La domanda è molto importante e assai ben formulata; spero di essere alla tua altezza riuscendo a coniugare sintesi e chiarezza poiché una risposta ben articolata richiederebbe uno spazio di cui non è possibile disporre in questa sede.
Preciso innanzitutto che, per come personalmente concepisco la conservazione, rientrano nei procedimenti preventivi solo quelli che non inducono cambiamenti nella struttura e nei materiali dei beni culturali. Poiché la deacidificazione di massa immette una sostanza alcalina nella carta – modificandone pertanto la composizione – essa dovrebbe necessariamente essere compresa tra i processi di restauro.
Il rapporto tra digitalizzazione e prevenzione è complesso poiché non sono convinto che la prima rientri tra le pratiche preventive. Di certo un documento digitalizzato dovrebbe subire minori sollecitazioni grazie alla consultazione ormai rarefatta ma – sorvolando sui traumi che sovente vengono prodotti in seguito alla ripresa digitale sulla struttura fisica delle opere – il primo, fondamentale obiettivo della digitalizzazione resta quello di mettere a disposizione, possibilmente in linea, testi altrimenti consultabili solo nella biblioteca in cui sono conservati.
Un’ultima considerazione sui procedimenti di massa. Negli anni ho acquisito una concezione del restauro come fenomeno sostanzialmente "individuale". Provo a spiegarmi meglio: sono ormai convinto che ogni intervento sia un caso a sé e che il restauro di massa, in primis la deacidificazione di massa, nella quale tutti i libri sono uguali e vengono trattati allo stesso modo non possa, proprio per questo, raggiungere risultati soddisfacenti. La conferma viene dal fatto che, nonostante i milioni di dollari che nel Nord America, a partire dagli anni Sessanta del secolo scorso, furono investiti nell’attività di ricerca in questo campo, non si è venuti a capo di nulla. Secondo me ciò dipende dal fatto che l’idea della deacidificazione di massa cozza contro l’assioma, purtroppo poco diffuso, che non esistono due interventi di restauro perfettamente identici.

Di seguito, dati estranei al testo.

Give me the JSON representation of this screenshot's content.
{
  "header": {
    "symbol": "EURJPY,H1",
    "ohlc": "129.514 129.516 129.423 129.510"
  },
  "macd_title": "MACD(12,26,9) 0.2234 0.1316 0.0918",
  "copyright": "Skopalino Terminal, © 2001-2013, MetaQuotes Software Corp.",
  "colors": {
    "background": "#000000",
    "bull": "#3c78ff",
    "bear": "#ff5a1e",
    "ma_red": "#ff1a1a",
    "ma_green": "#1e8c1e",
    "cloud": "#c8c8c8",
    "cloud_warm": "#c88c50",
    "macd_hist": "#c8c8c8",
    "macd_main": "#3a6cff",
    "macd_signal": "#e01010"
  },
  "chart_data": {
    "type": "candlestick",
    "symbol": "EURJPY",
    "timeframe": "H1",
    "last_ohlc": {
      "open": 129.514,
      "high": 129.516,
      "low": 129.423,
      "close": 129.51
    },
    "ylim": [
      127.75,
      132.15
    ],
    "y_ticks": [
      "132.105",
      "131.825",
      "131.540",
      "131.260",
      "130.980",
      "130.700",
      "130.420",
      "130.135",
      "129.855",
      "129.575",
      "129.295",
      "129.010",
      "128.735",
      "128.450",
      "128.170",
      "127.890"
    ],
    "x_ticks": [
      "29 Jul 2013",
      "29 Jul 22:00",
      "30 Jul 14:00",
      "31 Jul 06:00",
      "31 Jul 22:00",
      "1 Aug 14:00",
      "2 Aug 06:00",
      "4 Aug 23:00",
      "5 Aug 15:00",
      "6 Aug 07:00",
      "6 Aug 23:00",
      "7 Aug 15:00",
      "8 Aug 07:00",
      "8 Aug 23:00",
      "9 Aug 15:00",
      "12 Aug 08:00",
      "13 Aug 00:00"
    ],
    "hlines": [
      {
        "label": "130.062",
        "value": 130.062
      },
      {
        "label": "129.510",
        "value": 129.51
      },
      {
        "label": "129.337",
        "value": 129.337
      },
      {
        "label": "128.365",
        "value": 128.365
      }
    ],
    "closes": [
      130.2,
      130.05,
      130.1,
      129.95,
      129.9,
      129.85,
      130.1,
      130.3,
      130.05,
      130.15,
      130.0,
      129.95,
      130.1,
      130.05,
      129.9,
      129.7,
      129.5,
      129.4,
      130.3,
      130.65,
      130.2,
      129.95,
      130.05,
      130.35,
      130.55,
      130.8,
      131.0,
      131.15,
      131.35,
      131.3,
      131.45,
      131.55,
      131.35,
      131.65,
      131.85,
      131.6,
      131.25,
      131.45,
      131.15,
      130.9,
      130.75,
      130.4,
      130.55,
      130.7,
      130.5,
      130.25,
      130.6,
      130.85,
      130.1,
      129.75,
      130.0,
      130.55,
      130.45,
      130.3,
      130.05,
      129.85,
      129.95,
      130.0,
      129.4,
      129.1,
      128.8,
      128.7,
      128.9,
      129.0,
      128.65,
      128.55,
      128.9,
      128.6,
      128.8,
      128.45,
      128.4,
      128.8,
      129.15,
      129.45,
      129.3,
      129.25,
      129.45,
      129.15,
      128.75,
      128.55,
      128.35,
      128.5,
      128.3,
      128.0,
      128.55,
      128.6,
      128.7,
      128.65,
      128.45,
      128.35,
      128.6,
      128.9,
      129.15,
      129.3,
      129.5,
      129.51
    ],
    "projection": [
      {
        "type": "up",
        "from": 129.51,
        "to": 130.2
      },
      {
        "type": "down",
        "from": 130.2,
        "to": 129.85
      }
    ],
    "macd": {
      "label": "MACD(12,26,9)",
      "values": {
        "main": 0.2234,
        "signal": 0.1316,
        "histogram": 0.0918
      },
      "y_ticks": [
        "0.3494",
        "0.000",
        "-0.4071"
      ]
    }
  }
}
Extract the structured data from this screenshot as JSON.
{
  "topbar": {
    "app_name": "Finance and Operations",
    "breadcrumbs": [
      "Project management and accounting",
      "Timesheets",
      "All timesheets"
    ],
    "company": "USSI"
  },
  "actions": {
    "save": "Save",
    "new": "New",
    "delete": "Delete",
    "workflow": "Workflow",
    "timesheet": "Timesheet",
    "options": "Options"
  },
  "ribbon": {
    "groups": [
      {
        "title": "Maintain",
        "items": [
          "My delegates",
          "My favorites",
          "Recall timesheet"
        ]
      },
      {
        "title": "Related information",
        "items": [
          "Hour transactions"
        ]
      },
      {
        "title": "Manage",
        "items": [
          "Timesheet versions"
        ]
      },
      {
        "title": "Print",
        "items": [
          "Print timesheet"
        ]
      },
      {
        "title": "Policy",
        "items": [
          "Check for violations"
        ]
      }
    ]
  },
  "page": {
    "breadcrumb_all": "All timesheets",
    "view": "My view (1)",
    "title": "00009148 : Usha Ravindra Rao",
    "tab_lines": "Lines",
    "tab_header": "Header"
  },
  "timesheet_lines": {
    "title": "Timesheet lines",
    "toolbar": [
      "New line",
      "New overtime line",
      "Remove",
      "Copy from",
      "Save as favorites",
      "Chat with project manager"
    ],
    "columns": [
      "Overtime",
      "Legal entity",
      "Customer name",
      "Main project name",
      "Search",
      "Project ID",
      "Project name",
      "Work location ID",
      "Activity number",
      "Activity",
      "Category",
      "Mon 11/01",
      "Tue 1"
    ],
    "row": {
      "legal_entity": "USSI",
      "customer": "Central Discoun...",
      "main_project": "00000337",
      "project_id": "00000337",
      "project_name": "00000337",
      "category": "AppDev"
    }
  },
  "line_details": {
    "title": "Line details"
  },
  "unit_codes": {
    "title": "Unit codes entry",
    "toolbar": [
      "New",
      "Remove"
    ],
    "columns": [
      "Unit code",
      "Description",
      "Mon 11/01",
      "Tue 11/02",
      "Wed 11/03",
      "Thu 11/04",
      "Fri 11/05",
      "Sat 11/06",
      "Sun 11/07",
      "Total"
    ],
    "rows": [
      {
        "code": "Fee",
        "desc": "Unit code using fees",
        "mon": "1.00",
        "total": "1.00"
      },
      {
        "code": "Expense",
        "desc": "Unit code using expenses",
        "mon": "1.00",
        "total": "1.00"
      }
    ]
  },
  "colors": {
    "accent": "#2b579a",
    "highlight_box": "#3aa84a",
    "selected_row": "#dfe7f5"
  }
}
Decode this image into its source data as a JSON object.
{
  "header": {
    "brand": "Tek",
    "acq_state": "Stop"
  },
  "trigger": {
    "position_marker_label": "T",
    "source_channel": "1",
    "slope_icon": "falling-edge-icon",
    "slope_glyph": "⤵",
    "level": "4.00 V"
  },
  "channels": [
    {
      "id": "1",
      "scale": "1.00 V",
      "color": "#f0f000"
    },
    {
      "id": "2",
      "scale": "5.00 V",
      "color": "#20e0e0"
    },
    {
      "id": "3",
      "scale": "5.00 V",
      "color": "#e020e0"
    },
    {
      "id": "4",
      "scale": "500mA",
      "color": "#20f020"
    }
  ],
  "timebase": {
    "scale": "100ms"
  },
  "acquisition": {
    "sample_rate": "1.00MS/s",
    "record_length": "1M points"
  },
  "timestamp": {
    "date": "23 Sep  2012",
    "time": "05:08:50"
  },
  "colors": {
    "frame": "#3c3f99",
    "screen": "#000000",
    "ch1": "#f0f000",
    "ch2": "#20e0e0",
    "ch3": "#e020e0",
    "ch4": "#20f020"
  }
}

La regola generale è semplice e non credo si possa discutere: conservare il più alto livello di informazioni materiali delle quali l’opera è testimone e veicolo e, conseguentemente, limitare al massimo l’invasività dell’intervento. Stabiliti questi obiettivi le procedure da seguire variano caso per caso. Purtroppo l’opzione di ogni trattamento di massa rischia di infrangersi proprio contro questi principi che, una volta accettati, ammettono scarse eccezioni.